I am working on a project to detect positive selection in several different genes.
I am working with colobus, rhinopithecus, macaca, gorilla, pan, pongo, homo, andrillus, papio, and have dogs and mice in there as well. We plan to separate these organisms into foreground and background clades as per Yang et al 2005 (Evaulation of an improved branch-site likelihood method for detecting positive selection at the molecular level). I am then going to attempt to detect positive selection using the branch site model test described in that same manuscript.
I feel comfortable with the statistical and theoretical parts of the exercise, however, I could really benefit from expert guidance on selecting sequences. Specifically, I am wanting to ask:
1) Beyond resources like genbank, is there a good place to get sequences on several different genes in each of these species? When doing this, is it acceptable retrieve sequences from a resource like that if you intend on publishing a positive selection paper, or is there a recommended protocol? Or are there multiple databanks?
2) My second question revolves around making the correct phylogenetic tree for the above organisms. I have obtained this tree from Clustal, have sanity checked it, and it makes sense with what I understand to be true, but I think that in the literature there is a standard way of making these trees. Could anyone briefly outline the best way to construct a tree for these organisms? With any luck it will validate what I already made, but I definitely want to check that.

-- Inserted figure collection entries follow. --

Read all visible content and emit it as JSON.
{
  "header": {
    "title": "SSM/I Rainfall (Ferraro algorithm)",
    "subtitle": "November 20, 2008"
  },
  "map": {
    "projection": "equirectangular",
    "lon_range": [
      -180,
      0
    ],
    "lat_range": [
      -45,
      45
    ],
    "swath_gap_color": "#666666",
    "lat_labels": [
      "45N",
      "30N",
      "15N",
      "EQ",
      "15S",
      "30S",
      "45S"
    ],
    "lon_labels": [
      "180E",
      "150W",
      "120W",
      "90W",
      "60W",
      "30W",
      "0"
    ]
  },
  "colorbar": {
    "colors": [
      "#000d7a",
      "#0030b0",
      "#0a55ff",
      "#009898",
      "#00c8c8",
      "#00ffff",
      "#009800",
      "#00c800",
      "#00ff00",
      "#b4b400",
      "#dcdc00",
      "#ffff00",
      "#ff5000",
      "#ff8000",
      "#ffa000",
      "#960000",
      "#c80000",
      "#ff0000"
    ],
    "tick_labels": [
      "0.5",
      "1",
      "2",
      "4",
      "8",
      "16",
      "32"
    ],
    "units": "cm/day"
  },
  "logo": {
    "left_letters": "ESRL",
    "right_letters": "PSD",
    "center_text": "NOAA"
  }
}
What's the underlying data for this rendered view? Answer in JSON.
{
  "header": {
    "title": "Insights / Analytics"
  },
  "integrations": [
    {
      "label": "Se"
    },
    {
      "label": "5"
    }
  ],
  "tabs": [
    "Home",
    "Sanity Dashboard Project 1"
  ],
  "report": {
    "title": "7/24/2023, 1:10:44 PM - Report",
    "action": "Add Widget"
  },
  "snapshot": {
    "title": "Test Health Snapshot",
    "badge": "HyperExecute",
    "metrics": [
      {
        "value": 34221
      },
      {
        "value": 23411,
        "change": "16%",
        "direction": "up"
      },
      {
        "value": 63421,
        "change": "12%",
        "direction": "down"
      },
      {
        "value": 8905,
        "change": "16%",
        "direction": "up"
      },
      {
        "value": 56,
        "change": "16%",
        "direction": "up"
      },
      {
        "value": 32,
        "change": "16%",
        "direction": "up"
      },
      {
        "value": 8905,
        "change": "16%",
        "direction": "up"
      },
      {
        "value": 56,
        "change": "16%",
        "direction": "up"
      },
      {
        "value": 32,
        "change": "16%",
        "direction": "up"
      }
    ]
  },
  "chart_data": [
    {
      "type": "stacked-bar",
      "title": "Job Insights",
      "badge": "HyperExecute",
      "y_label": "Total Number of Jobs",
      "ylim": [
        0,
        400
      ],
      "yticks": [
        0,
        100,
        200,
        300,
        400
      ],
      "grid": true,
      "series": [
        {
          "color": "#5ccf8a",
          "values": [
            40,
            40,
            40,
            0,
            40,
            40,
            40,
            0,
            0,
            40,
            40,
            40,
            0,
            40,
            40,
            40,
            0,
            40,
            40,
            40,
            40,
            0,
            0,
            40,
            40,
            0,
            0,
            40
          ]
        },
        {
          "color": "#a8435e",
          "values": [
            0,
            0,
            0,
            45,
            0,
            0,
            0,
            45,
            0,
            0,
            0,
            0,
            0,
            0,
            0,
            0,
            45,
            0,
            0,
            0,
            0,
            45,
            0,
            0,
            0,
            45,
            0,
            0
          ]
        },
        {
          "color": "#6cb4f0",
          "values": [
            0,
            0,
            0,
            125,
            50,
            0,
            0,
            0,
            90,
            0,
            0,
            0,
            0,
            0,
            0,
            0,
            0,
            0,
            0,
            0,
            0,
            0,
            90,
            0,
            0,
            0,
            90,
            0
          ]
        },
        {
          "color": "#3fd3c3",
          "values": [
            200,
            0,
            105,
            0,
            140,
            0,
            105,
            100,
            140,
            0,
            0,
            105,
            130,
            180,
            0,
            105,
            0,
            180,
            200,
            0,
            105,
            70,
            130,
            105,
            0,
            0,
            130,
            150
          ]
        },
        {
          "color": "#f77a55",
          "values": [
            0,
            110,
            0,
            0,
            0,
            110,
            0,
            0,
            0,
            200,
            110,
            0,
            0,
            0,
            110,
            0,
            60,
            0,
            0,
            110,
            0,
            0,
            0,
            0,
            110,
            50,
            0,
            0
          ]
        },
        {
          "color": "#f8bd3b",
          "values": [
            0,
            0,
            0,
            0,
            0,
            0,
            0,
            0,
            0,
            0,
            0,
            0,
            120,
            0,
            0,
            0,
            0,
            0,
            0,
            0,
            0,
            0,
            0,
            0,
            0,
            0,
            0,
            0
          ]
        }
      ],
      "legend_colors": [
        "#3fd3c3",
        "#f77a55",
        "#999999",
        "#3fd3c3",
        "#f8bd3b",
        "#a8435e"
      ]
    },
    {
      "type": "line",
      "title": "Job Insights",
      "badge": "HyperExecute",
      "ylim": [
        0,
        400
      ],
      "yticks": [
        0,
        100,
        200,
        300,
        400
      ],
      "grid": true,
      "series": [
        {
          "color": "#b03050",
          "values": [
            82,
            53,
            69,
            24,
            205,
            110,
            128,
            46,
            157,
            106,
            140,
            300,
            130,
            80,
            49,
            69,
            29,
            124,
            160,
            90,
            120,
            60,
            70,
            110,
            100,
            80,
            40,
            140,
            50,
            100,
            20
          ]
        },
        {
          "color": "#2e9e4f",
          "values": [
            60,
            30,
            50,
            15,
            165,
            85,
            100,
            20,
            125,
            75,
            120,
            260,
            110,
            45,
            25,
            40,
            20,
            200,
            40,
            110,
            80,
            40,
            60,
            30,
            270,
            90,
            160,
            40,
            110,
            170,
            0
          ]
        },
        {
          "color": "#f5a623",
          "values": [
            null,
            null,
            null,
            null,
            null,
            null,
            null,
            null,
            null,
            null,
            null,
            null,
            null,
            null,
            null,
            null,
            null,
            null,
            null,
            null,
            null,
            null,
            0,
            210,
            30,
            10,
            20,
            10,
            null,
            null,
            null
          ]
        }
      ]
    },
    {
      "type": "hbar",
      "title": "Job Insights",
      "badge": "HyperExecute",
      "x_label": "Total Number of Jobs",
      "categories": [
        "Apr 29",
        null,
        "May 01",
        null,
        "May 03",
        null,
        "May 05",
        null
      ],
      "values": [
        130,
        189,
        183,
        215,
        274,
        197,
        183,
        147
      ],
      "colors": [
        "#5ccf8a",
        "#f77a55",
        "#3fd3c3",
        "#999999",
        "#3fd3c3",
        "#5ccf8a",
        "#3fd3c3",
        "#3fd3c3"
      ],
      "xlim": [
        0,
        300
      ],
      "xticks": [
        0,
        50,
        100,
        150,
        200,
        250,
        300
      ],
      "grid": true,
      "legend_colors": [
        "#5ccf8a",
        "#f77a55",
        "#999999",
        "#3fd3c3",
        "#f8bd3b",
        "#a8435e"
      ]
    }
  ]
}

3) Last, I would like to call on the experience of those who have conducted tests for positive selection based on dN/dS statistics: what are some of the most common or sinister ways of generating false positive results? Anything to double check to make sure my sequences and alignments are solid so that the statistics are measuring positive selection, and not some artifact of the sequence selection or alignment protocol?
Thank you very much for your time and help.